Hi, in my project even admin execute only softdelete and there is foreach entity an action that execute harddelete of softdeleted entities in context. With your version if no "adminRole" was passed in config no hard delete is execute even if the user is admin, right? I think is a good enhancement to publish
Right, if you don't pass an admin role into the config, then admins can still soft-delete. If you DO specify a role, then admins will need to soft delete by passing a PUT and changing IsDeleted themselves, instead of a DELETE.
@robertmclaws what do you think about SoftDelete feature, built-in or add as example in documentation?
@fileman I used your initial code a while back and fleshed it out some more. You can find it here. I was planning on bringing it into the Restier codebase before RTM. Do you have any objections to that?
For first release it can be ok, but for future instead of "adminRole" why not use permissions? Since even other role can have permissions to hard delete, I can try to work on it and submit a PR but not soon… can be usefull?

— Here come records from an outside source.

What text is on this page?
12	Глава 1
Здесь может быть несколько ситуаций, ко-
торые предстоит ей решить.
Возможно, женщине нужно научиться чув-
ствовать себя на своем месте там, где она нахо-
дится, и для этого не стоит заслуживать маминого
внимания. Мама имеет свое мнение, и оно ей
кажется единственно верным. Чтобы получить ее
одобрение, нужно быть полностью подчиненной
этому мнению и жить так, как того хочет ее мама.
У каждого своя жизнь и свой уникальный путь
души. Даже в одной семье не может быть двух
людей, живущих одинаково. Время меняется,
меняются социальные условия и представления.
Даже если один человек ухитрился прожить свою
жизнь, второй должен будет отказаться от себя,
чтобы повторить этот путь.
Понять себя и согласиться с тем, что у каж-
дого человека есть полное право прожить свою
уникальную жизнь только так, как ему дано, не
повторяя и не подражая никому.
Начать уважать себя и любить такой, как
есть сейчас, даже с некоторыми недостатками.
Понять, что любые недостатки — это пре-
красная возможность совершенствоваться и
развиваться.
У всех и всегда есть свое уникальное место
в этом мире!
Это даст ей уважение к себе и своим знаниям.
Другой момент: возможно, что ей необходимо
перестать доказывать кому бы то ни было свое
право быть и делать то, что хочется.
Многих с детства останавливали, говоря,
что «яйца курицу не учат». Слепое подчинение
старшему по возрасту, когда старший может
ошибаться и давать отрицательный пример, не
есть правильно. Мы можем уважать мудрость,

Let's elaborate on this a little bit. What role would be able to hard-delete an item that wouldn't be handled already by another method?
I'll try to explain what I mean Since I'm coming from LightSwitch experience where multiple roles can have permission to hard-delete, could be better to use something similar is in your CloudNimble.RestierEssentials.Authorization Example, if the user doesn't have "HardDelete" permission SubmitExecutor use softdelete … we should check if entity has a conventional "Deleted" or "SoftDeleted" property.
I'm thinking that it may be better to make this more generic. I have some ideas... once I'm finished getting Beta 2 locked down, I'll see if I can get some ideas down and we can put a quick spec together.
Thanks!
I added this feature to RestierEssentials a number of years ago and shipped a corresponding NuGet package. I haven't updated it for ASP.NET Core, but if it's needed, just let me know.
We'll likely build this into Restier 2.0.
Thanks everyone for your contribution to the discussion!